Je souhaiterais rappeler que les services du Premier ministre présentent la particularité d’être constitués d’un nombre important de services et d’organismes, qui méritent d’être regroupés. Le périmètre de ces services, ainsi que vous l’avez relevé, peut être extrêmement fluctuant en fonction de décisions telles que la création d’organismes permanents ou temporaires, ou encore le rattachement de ministres ou de leur cabinet lors d’un remaniement ministériel. Compte tenu de ce contexte particulier, un schéma directeur immobilier des services du Premier ministre a été mis en place. J’espère que cela vous rassurera.
Le choix de l’implantation des services du Premier ministre dans l’îlot Ségur-Fontenoy, qui a été évoqué par Mme Escoffier et M. Krattinger, répond au constat de l’implantation dispersée des services. Le regroupement des services permettra de mutualiser les moyens et de dégager ainsi des économies d’échelle, auxquelles chacun aspire de ses vœux. Cette action positive réduira non seulement le coût des loyers budgétaires et des loyers des baux des immeubles locatifs, mais également le coût administratif induit par l’éparpillement du parc.
Quant à l’harmonisation des clauses contractuelles, elle passe désormais par le rôle du service France Domaine, qui est chargé de conclure, au nom de l’État, tous les baux locatifs.
Monsieur Barbier, vous critiquez le rattachement aux services du Premier ministre du secrétariat général du comité consultatif des jeux. L’article 3 de la loi du 12 mai 2010, relative à l’ouverture à la concurrence et à la régulation du secteur des jeux d’argent et de hasard en ligne, prévoit la création d’un comité consultatif des jeux. Vous avez raison, un décret en Conseil d’État doit préciser les modalités d’organisation, de fonctionnement et de saisine de ce comité. Je tiens à vous rassurer : il est en cours de préparation. J’espère pouvoir vous annoncer l’année prochaine qu’il aura été mis en application.

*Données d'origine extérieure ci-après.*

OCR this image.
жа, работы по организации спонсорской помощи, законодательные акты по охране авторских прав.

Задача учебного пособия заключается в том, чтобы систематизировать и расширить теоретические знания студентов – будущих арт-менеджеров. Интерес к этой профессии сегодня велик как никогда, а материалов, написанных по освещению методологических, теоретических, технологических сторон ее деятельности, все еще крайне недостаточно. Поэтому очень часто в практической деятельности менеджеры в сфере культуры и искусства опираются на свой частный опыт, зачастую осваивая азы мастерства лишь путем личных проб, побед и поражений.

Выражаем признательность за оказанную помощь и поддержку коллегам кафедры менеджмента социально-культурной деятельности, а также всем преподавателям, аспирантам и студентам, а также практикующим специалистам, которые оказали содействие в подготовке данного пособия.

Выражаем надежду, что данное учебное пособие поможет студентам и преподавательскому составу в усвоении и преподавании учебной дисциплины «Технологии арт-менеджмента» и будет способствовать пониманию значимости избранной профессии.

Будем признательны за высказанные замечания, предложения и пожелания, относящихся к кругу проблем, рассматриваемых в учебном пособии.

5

Il serait, dans ces conditions, tout à fait prématuré de trancher la question du rattachement budgétaire de ce comité.
Monsieur Romani, vous vous êtes exprimé sur le thème de la « cyberdéfense », sujet ô combien d’actualité ! Qu’il me soit permis de rendre hommage à la contribution essentielle pour la réflexion sur la question de la sécurité des systèmes d’information que constitue votre rapport d’information intitulé Cyberdéfense : un nouvel enjeu de sécurité nationale, publié le 8 juillet 2008. Il est une référence pour le Gouvernement.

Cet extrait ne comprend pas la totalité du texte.